倉田:12月ごろから、だんだん冗談を言ったり笑ったりする頻度が少なくなりました。体が弱ると、精神的な余裕の部分が削れていくのがわかります。12月半ばから腹水が溜まるようになり、体調が急激に悪くなっていきました。それでも、12月中は毎日のように会社に行き、1月も毎日ではありませんが、何度か会社に行っていましたね。
――体調が悪いとはいえ、驚くべき体力ですね。
倉田:亡くなったのは、自転車に乗れなくなって10日後のことです。私は、もっと体が弱って、何もできなくなってから死が訪れると思っていたのです。しかし、夫は一度も寝たきりになった日はありませんでした。
――叶井さんが亡くなる直前のことを、うかがってもよろしいでしょうか。
倉田:当日の様子は、まだここではっきりと言うのはしんどいものがあります。もう少し時間が必要かな……。それはもう、濃い1日でしたから。自分の頭の中では思い出すけれど、言葉で表現するのは難しいんだよね。
――失礼しました。話せる範囲内で、お答えいただければと思います。
倉田:亡くなる前日、夫は少し家の外を散歩していました。あとは、シャワーを浴びて、ひげを剃って、お風呂に入っていましたが、これらは亡くなる日まで1日も欠かしませんでした。前日に食べたのはファミチキです。タルタルソース入りが食べたいとリクエストされたので、私が買いに行ったんだけれど、あいにく売り切れ。食べさせてあげられなかったのが心残りです。
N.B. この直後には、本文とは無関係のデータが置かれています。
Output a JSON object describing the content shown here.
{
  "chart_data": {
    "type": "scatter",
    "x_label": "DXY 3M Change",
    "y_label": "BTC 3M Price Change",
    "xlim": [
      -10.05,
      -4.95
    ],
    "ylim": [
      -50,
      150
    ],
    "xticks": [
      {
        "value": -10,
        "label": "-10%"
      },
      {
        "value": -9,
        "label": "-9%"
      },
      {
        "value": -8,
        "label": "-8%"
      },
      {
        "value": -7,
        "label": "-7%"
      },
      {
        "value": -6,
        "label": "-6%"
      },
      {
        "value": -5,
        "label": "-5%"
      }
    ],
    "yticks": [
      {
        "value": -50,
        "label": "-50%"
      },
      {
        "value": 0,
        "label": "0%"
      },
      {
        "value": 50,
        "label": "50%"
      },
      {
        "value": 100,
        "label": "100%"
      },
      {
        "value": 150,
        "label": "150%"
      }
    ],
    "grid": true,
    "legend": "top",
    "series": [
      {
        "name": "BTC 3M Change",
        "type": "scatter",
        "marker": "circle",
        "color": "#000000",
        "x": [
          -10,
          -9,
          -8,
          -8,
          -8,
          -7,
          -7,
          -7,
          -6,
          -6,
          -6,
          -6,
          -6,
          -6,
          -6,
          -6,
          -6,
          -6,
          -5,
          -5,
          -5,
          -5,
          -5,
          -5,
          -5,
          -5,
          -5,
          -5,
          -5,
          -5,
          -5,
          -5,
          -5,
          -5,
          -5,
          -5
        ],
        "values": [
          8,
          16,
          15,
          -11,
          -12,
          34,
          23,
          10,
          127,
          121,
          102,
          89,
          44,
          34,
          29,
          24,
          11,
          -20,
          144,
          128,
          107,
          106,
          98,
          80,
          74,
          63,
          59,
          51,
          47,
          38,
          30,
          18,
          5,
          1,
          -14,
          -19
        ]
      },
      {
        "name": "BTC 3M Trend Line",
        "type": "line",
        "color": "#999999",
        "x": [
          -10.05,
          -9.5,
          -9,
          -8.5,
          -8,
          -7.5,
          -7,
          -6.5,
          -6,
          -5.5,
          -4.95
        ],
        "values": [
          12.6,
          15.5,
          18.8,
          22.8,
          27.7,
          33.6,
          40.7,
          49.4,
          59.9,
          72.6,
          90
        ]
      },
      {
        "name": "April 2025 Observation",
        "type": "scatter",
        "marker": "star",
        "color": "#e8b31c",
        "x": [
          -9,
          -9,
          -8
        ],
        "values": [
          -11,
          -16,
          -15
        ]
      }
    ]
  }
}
――死の直前にファミチキを欲するのが叶井さんらしいですが、前日まで普通の日常を送っていたことがわかります。
倉田:おっしゃる通り、前日まではごく普通の日常だったんです。ところが、当日は昼ぐらいから意思疎通が難しくなった。息を引き取ったのは夜中です。目の前で見ていたのですが、顔色がヒュッと変わったような気がしたら次の呼吸がなく、「父ちゃん、息をして」と言ったのですが……。それが、最後にかけた言葉になってしまいました。それでも言葉は最後まであったし、夫らしさは維持できていました。